Hey, Holly warns Hamsam in a sharp voice, our crimes stay out, remember that? But she’s looking at Tom-Tom and you can tell she’s thinking, Clown suit?
Alleged crimes, says Allan Beard, our resident brain.
Our crimes? Tom-Tom’s smiling up at Holly and his smile is like a lizard’s smile. Is that what you said? Our crimes?
Only to be nice, Holly says. I have to admit she’s learning fast.

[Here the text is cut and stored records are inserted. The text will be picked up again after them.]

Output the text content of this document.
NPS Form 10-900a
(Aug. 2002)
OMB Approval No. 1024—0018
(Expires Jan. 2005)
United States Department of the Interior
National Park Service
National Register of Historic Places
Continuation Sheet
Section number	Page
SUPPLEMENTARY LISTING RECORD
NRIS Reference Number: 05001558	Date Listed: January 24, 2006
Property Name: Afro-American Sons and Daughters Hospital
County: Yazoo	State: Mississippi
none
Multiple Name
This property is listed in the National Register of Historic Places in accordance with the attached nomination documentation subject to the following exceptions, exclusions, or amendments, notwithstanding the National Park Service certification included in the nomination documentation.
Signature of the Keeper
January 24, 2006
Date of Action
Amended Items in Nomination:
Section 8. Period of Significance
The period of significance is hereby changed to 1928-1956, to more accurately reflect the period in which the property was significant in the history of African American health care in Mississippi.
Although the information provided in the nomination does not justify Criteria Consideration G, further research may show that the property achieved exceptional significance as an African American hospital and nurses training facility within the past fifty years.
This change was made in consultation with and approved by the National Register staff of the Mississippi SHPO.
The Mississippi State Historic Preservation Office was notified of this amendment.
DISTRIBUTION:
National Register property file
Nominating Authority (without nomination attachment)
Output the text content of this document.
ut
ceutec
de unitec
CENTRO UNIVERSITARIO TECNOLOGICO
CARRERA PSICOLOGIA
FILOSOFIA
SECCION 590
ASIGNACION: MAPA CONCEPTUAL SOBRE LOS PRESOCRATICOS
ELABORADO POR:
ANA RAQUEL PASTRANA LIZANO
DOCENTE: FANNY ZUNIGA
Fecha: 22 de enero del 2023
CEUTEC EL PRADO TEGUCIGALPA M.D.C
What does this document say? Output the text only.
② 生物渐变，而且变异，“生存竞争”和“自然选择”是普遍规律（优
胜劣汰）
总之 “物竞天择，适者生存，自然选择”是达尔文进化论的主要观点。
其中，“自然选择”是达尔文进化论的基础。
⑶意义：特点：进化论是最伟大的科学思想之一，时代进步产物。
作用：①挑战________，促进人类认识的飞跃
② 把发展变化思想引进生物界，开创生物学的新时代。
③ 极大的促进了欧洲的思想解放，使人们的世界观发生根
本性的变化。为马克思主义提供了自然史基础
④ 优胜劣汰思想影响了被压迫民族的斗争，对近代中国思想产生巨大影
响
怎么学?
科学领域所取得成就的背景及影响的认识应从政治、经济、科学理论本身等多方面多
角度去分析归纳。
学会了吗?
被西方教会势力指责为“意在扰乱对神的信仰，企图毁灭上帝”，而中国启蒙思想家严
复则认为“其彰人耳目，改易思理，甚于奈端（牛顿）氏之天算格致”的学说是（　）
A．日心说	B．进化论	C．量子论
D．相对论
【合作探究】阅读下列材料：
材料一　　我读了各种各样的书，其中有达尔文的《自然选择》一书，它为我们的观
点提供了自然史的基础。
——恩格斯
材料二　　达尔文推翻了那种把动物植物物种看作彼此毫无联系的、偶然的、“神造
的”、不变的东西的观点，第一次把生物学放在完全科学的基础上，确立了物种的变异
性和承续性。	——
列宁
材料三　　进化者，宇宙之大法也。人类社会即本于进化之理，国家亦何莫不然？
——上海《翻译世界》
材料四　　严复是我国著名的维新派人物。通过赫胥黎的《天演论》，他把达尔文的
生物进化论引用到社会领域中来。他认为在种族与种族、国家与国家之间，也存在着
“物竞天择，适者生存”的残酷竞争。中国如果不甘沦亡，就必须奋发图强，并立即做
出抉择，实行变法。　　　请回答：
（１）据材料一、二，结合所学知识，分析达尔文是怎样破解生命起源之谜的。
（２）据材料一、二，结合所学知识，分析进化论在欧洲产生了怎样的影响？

I’ve tried everything to get her to look at me: clamming up, asking questions, laughing, stretching, knuckle cracking. Every week I bring in something to read, and after I read it out she glances my way because she has to, but her eyes don’t connect—they’re looking next to me or behind me or even through me. I guess the stuff I wrote about the guy fucking his writing teacher made her nervous. And I feel like telling her, Babe, it wasn’t you, okay? That writing teacher was an actual blonde, not to mention she was under thirty, no wrinkles around her eyes, and had curves on her like you wouldn’t have if you ate Snickers bars around the clock, plus she wore dresses—ever heard of those? And she smelled like strawberries. Or mangoes. Or licorice. Hell, I don’t know. But being inside changes everything. Stuff you’d call common or even flat-out invisible in the outside world turns precious in here, with magical uses you never thought of. A broken pen is a tattoo gun. A plastic comb is a shank, meaning a knife. A couple of plums and a piece of bread are next week’s hooch. A packet of Kool-Aid is dye, an airshaft is a telephone. Two paper clips in a light socket plus a piece of pencil lead will light up your cigarette. And a gal like Holly, who maybe you wouldn’t raise your head to look at out in the world—in here she’s a princess.